Why is the Semi-D reasonable for a nurse and a guard? Why not mid-terrace, or even better: 2-3 bed apartment?
This would also go a long way in solving traffic issues, and simplify introduction proper public transport.


You are right on the mid terrace, but up to maybe 20 years ago the same pair could buy a semi d in Lucan no bother (and there were very few apartments back then as a % of the overall stock or of new builds).

Consider "a nurse and a guard? " to be a traditional marker for a hypothetical ‘middle Ireland’ as they are considered a safe bet with a good pension each by a bank. Guards make a lot less now than they did then, relatively.


Relative to what - the cost of houses (true for nearly everyone) or the rest of the working/earning population?


Looks like the fall in prices in Dublin is already affecting the supply of new homes…wasn’t there supposed to be huge pent up demand…conveniently there is a simple explanation…

The Government’s housing strategy is under renewed pressure in the wake of a report showing housebuilding in Dublin stalled in the second quarter of this year, despite a severe shortage of properties to rent or buy.

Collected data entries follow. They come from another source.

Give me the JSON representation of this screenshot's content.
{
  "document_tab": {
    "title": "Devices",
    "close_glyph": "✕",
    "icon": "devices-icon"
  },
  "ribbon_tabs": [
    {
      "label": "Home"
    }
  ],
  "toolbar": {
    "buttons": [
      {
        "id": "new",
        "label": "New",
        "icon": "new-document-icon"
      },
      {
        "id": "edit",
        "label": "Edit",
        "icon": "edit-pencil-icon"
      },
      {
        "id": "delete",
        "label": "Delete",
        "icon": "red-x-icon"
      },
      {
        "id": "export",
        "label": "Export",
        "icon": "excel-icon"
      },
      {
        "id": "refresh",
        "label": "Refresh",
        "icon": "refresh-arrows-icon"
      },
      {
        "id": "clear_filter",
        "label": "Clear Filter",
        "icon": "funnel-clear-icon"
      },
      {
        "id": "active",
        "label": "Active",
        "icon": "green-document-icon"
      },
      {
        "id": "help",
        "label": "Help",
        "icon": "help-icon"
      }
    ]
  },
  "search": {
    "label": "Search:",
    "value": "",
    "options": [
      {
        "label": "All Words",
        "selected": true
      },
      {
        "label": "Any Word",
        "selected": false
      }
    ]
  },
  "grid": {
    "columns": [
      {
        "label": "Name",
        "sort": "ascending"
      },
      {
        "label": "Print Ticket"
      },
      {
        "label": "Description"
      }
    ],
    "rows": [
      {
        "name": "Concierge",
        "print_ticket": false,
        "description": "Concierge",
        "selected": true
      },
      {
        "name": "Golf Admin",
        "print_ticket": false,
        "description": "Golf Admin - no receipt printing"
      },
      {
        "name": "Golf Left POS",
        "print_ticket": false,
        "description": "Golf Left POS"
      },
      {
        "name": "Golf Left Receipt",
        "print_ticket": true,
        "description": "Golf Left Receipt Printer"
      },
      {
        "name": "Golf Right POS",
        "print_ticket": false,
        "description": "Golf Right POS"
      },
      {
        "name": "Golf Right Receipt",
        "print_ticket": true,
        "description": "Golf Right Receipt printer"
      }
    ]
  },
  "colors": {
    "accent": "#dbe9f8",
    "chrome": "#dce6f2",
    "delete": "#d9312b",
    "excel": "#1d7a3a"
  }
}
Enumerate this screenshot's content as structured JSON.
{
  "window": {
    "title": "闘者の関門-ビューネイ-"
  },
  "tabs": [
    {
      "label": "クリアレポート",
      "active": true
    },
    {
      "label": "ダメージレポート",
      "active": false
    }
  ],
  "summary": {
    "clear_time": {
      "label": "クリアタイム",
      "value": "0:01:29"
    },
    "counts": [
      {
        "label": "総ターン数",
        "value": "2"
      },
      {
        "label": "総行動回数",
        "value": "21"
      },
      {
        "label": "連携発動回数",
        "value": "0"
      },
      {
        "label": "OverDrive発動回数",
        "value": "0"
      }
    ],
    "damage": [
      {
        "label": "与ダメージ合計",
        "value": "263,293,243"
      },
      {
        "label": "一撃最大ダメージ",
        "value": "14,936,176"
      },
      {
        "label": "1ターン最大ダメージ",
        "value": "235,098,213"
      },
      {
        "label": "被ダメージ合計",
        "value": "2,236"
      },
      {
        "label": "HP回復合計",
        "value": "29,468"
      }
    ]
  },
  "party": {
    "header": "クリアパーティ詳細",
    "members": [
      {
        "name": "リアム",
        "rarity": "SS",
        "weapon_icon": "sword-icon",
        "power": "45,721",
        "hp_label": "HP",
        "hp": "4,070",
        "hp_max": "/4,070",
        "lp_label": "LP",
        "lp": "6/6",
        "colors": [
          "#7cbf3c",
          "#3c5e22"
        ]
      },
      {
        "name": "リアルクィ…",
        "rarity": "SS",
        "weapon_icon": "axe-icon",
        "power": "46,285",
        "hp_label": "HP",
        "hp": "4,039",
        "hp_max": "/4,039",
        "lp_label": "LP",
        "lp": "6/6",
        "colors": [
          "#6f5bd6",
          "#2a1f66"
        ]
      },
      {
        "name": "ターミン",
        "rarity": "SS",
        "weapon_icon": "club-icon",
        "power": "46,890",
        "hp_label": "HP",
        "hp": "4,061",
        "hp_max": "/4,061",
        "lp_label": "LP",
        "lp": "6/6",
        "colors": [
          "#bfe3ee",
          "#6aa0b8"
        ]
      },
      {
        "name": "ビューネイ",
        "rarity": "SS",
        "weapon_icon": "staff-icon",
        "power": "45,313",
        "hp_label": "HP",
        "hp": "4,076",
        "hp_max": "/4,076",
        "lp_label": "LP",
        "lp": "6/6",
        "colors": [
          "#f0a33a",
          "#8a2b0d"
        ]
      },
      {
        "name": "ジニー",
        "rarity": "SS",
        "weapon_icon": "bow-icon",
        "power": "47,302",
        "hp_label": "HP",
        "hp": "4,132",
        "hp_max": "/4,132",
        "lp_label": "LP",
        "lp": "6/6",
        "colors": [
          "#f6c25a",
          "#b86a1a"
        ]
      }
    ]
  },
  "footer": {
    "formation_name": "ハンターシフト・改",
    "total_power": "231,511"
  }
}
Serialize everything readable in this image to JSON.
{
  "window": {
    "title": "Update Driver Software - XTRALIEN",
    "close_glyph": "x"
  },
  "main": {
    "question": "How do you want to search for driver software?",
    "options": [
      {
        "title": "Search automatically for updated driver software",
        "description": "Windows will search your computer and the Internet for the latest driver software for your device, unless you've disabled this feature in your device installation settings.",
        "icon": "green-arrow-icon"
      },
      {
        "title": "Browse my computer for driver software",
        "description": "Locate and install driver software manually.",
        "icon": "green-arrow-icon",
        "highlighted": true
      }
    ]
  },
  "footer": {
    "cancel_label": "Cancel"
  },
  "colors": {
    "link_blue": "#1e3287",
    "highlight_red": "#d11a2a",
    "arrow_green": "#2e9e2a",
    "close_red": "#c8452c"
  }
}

The latest Dublin Economic Monitor, compiled on behalf of the city’s four local authorities, showed housing completions in the capital fell by nearly 14 per cent to 1,628 during the three-month period. It was the first fall since 2015 and comes amid a sharp slowdown in the market, which has seen property price inflation nationally drop to just 2 per cent.

The report also noted that building commencement notices, a strong indicator of future supply, fell by 18.5 per cent during the period. “This may have negative implications in the future for completions growth,” it said.

Goodbody chief economist Dermot O’Leary linked the fall-off in supply to the Central Bank’s stricter mortgage rules, which he said were impacting affordability.

“There has been an increase in unsold stock over the past 12-18 months, led by Dublin,” he said.

Read more…


I wonder will the new central banker be more pliable and relax the CB rules to kick off the new boom bust cycle


Anyone have any info on how this 3.5 x Gross Salary compares to other countries across Europe or Globally? I recently returned to Ireland from the UK where I was offered 5 x my gross. In Ireland I was offered 3.5x . Not sure if this was unusual.

I guess if Ireland is an outlier to European/ International norms there would be more of an argument to ‘re-couple’ it to a higher leverage.


Australia is around 9 times :crazy_face:

The bigger banks have tightened up recently:

ANZ: Applications where the DTI ratio is greater than 9 will no longer be considered home loans by ANZ.


Interesting link. Thanks. From the blurb…

Generally speaking, a DTI higher than six times a borrower’s’ income (6 DTI) is considered to be a high risk that you will be put under financial stress


The tax rate in Ireland is much higher, so amount of cash you get out of your income is much less than other countries even the UK.

There are also very poor public services so there is extra expenditures on that too.